|Artist||Pieter van der Aa after David Loggan|
|Dimensions||Image 122 x 155 mm, Sheet 157 x 189 mm|
A view of Christ Church College from James Beverell's 'Les Delices de la Grande Bretagne et de L'Irlande'.
Inscription below title: A. Le grand batiment quarre. B. Celui de Peckwater. C. Celui de Cantorbery. D. Le Logemnet des Chapelains. E. L'eglise Cathedrale. F. La Bibliotheque. G. La Refectoire. H. Le Logement du Doyen. I. La Cuisine. K. Les Promenades.
First published in 1707, Beverell's 'Les Delices de la Grande Bretagne et de L'Irlande' was an eight volume series depicting a variety of views from across the United Kingdom, including those of royal palaces, stately homes, cathedrals, and naval towns. Two volumes were dedicated solely to Oxford and Cambridge, consisting of plates of the colleges that were copied and reduced directly from David Loggan's 'Oxonia Illustrata' of 1675. In total, 'Les Delices de la Grande Bretagne et de L'Irlande' comprised of 241 engraved plates and maps after David Loggan, Johannes Kip, John Selzer, and others. Despite the publication ultimately being a collection of reduced copies of other engravers' work, 'Les Delices de la Grande Bretagne et de L'Irlande' is a fine example of early eighteenth-century printmaking.

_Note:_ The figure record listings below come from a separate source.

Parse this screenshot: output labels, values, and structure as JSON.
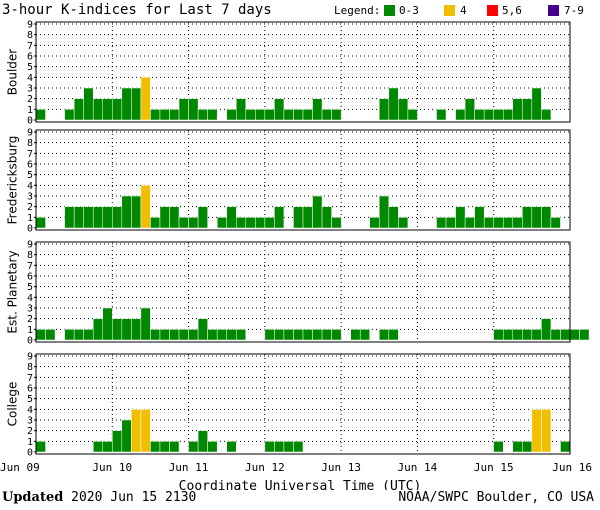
{
  "chart_data": {
    "type": "bar",
    "title": "3-hour K-indices for Last 7 days",
    "legend": {
      "label": "Legend:",
      "placement": "top-right",
      "items": [
        {
          "label": "0-3",
          "color": "#008800"
        },
        {
          "label": "4",
          "color": "#f0c000"
        },
        {
          "label": "5,6",
          "color": "#ff0000"
        },
        {
          "label": "7-9",
          "color": "#44008c"
        }
      ]
    },
    "xlabel": "Coordinate Universal Time (UTC)",
    "date_ticks": [
      "Jun 09",
      "Jun 10",
      "Jun 11",
      "Jun 12",
      "Jun 13",
      "Jun 14",
      "Jun 15",
      "Jun 16"
    ],
    "ylim": [
      0,
      9
    ],
    "yticks": [
      0,
      1,
      2,
      3,
      4,
      5,
      6,
      7,
      8,
      9
    ],
    "grid": true,
    "series": [
      {
        "name": "Boulder",
        "values": [
          1,
          0,
          0,
          1,
          2,
          3,
          2,
          2,
          2,
          3,
          3,
          4,
          1,
          1,
          1,
          2,
          2,
          1,
          1,
          0,
          1,
          2,
          1,
          1,
          1,
          2,
          1,
          1,
          1,
          2,
          1,
          1,
          0,
          0,
          0,
          0,
          2,
          3,
          2,
          1,
          0,
          0,
          1,
          0,
          1,
          2,
          1,
          1,
          1,
          1,
          2,
          2,
          3,
          1,
          0,
          0
        ]
      },
      {
        "name": "Fredericksburg",
        "values": [
          1,
          0,
          0,
          2,
          2,
          2,
          2,
          2,
          2,
          3,
          3,
          4,
          1,
          2,
          2,
          1,
          1,
          2,
          0,
          1,
          2,
          1,
          1,
          1,
          1,
          2,
          0,
          2,
          2,
          3,
          2,
          1,
          0,
          0,
          0,
          1,
          3,
          2,
          1,
          0,
          0,
          0,
          1,
          1,
          2,
          1,
          2,
          1,
          1,
          1,
          1,
          2,
          2,
          2,
          1,
          0
        ]
      },
      {
        "name": "Est. Planetary",
        "values": [
          1,
          1,
          0,
          1,
          1,
          1,
          2,
          3,
          2,
          2,
          2,
          3,
          1,
          1,
          1,
          1,
          1,
          2,
          1,
          1,
          1,
          1,
          0,
          0,
          1,
          1,
          1,
          1,
          1,
          1,
          1,
          1,
          0,
          1,
          1,
          0,
          1,
          1,
          0,
          0,
          0,
          0,
          0,
          0,
          0,
          0,
          0,
          0,
          1,
          1,
          1,
          1,
          1,
          2,
          1,
          1,
          1,
          1,
          0
        ]
      },
      {
        "name": "College",
        "values": [
          1,
          0,
          0,
          0,
          0,
          0,
          1,
          1,
          2,
          3,
          4,
          4,
          1,
          1,
          1,
          0,
          1,
          2,
          1,
          0,
          1,
          0,
          0,
          0,
          1,
          1,
          1,
          1,
          0,
          0,
          0,
          0,
          0,
          0,
          0,
          0,
          0,
          0,
          0,
          0,
          0,
          0,
          0,
          0,
          0,
          0,
          0,
          0,
          1,
          0,
          1,
          1,
          4,
          4,
          0,
          1,
          0
        ]
      }
    ]
  },
  "footer": {
    "updated_label": "Updated",
    "updated_value": "2020 Jun 15 2130",
    "source": "NOAA/SWPC Boulder, CO USA"
  }
}
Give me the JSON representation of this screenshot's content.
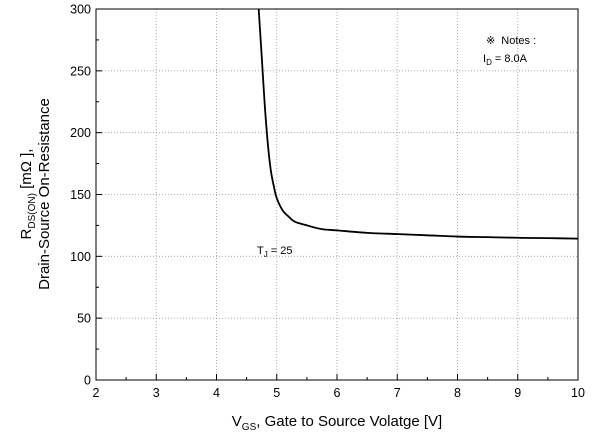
{
  "chart_data": {
    "type": "line",
    "title": "",
    "xlabel": {
      "main": "V",
      "sub": "GS",
      "rest": ", Gate to Source Volatge [V]"
    },
    "ylabel": {
      "line1": {
        "main": "R",
        "sub": "DS(ON)",
        "rest": " [mΩ  ],"
      },
      "line2": "Drain-Source On-Resistance"
    },
    "xlim": [
      2,
      10
    ],
    "ylim": [
      0,
      300
    ],
    "x_ticks": [
      2,
      3,
      4,
      5,
      6,
      7,
      8,
      9,
      10
    ],
    "y_ticks": [
      0,
      50,
      100,
      150,
      200,
      250,
      300
    ],
    "x_minor_step": 0.5,
    "y_minor_step": 25,
    "grid": "dotted",
    "series": [
      {
        "name": "",
        "color": "#000000",
        "x": [
          4.7,
          4.75,
          4.8,
          4.85,
          4.9,
          4.95,
          5.0,
          5.1,
          5.2,
          5.3,
          5.5,
          5.75,
          6.0,
          6.5,
          7.0,
          7.5,
          8.0,
          8.5,
          9.0,
          9.5,
          10.0
        ],
        "y": [
          300,
          262,
          223,
          192,
          170,
          157,
          147,
          137,
          132,
          128,
          125,
          122,
          121,
          119,
          118,
          117,
          116,
          115.5,
          115,
          114.7,
          114.3
        ]
      }
    ],
    "annotations": {
      "notes_symbol": "※",
      "notes_label": "Notes :",
      "notes_condition": {
        "main": "I",
        "sub": "D",
        "rest": " = 8.0A"
      },
      "temperature": {
        "main": "T",
        "sub": "J",
        "rest": " = 25"
      }
    }
  }
}
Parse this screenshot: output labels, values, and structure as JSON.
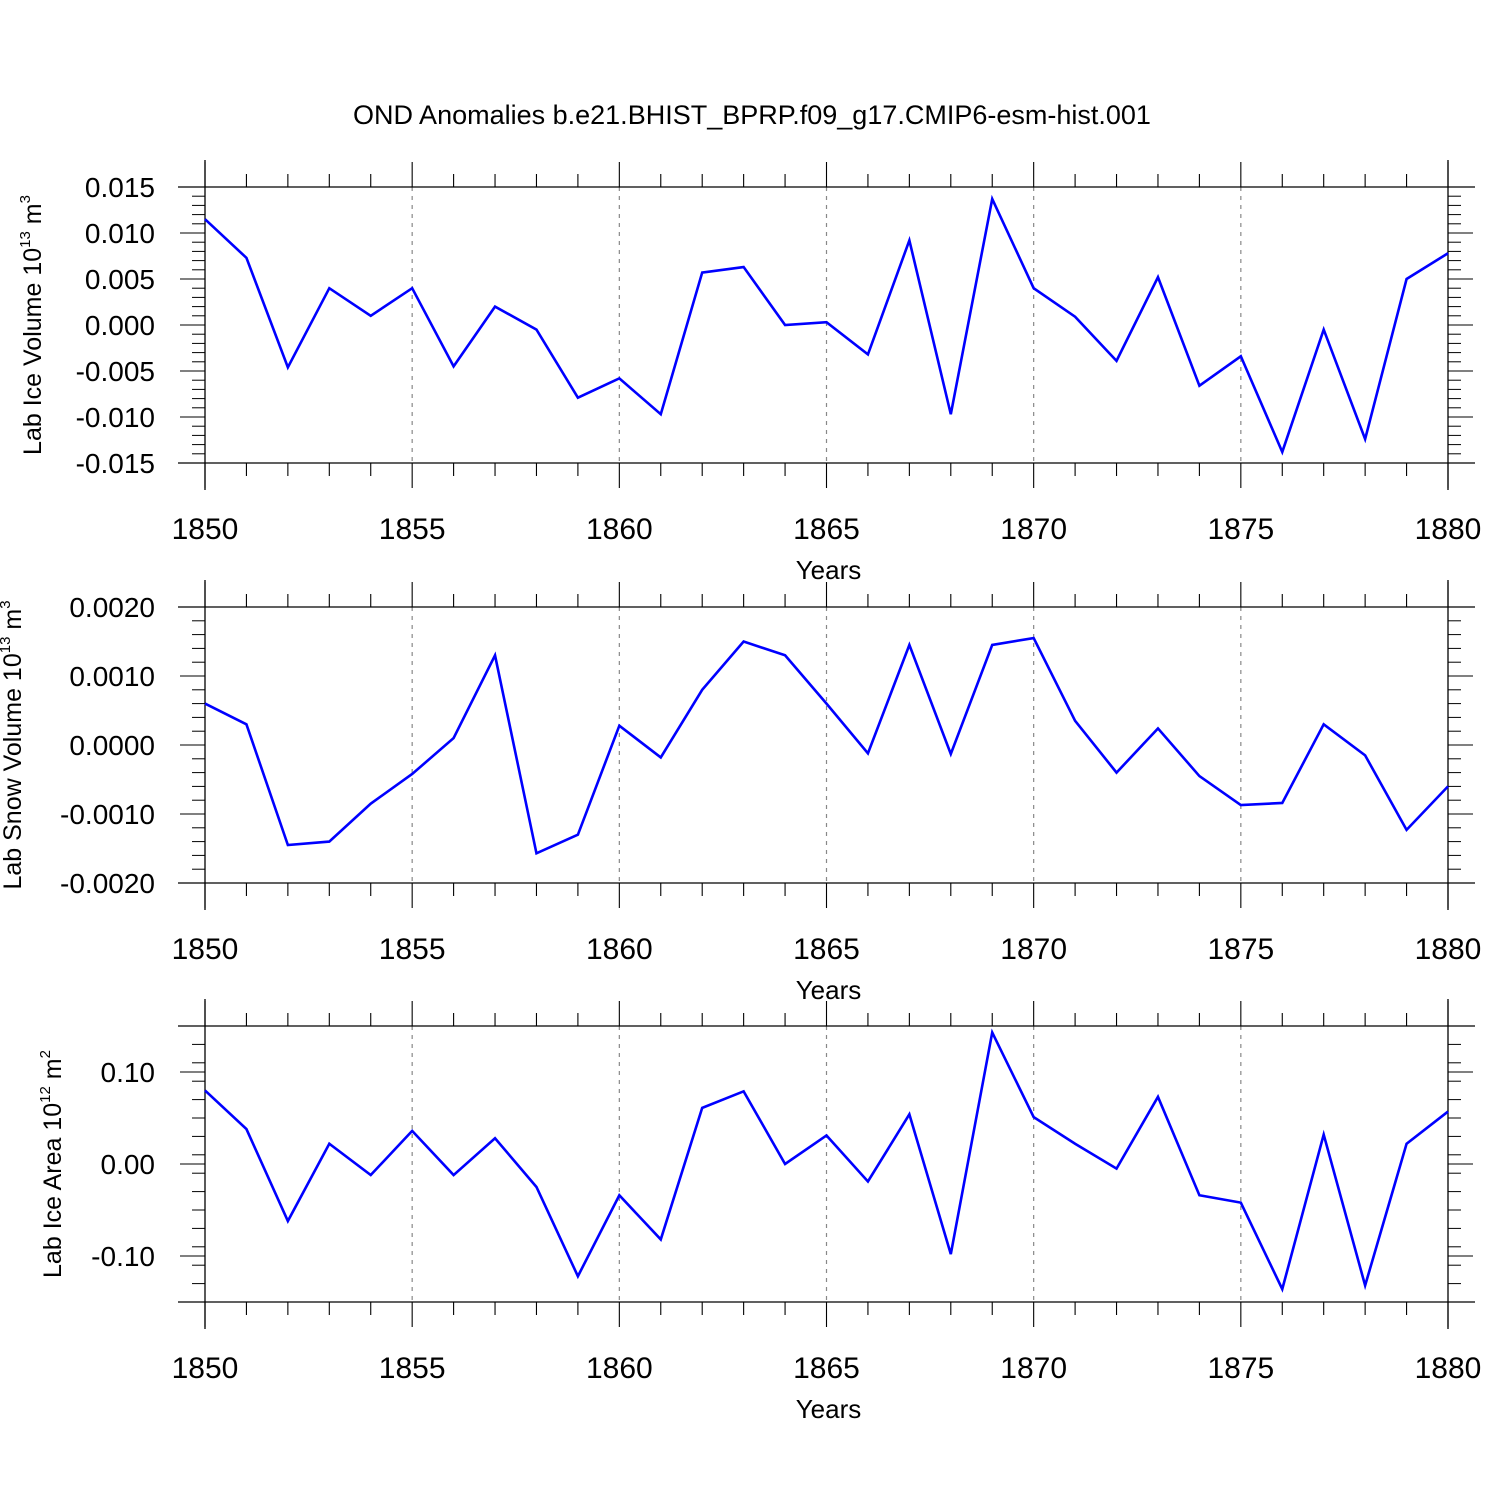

Pieter van der Aa (1659 – 1733) was a Dutch publisher, best known for preparing maps and atlases. Despite producing his own work, van der Aa is also known for his production of pirated editions of illustrated publications and foreign bestsellers. Beginning his career as a Latin trade publisher in Leiden in 1683, van der Aa's ambition was to one day become the most famous printer in the city. In 1715, van der Aa was appointed the head printer for Leiden and its university.
David Loggan (1635-1692), artist and engraver, was born at Danzig in 1635. He may have learnt the art of engraving from Simon van den Passe in Denmark and from Hendrik Hondius in the Netherlands. Loggan followed Hondius's sons to England in about 1653, and by 1665 he was residing at Nuffield, near Oxford, and had made the acquaintance of the antiquarian Anthony Wood. On 30 March 1669 he was appointed Engraver to the University of Oxford, with an annual salary of twenty shillings. He married a daughter of Robert Jordan, Esq. of Kencote Hall in Oxfordshire in 1671, and in 1672 they had a son, John Loggan, who later graduated from Trinity College. The marriage probably produced another son, William Loggan, about whom little is known except that he was responsible for a satirical print of Father Peters and the Jesuits, published in 1681. David Loggan took up residence in Holywell in about 1671, prior to matriculating at the University. In 1675 he was naturalised as an Englishman. The remainder of his life was spent mostly in London, where he worked as an agent and art dealer, and as Engraver to the University of Cambridge, a position he attained in 1690, two years before his death. Loggan's two great works were a series of architectural bird's eye plans of the colleges and public buildings of Oxford and Cambridge, the Oxonia Illustrata, published in 1675, and its rarer sister Cantabrigia Illustrata, which appeared at some point previous to 1690. Following Loggan's death, the plates were acquired and reprinted by Henry Overton in 1705 and c.1710 respectively.
Oxonia Illustrata was the first illustrated book on Oxford and one of the major works of the 17th century. The book was the product of several years of devoted and conscientious effort in which Loggan was assisted by his pupil Robert White. The Oxonia Illustrata was intended as a companion work to Historia Antiquitates Universitatis Oxoniensis by Anthony Wood, with whom Loggan had become acquainted some years earlier. Although clearly intended as companions, with pagination suggesting that they were even parts of the same volume, for some unknown reason both books were published independently.
Condition: In excellent condition, not folded, page number in manuscript in upper right corner.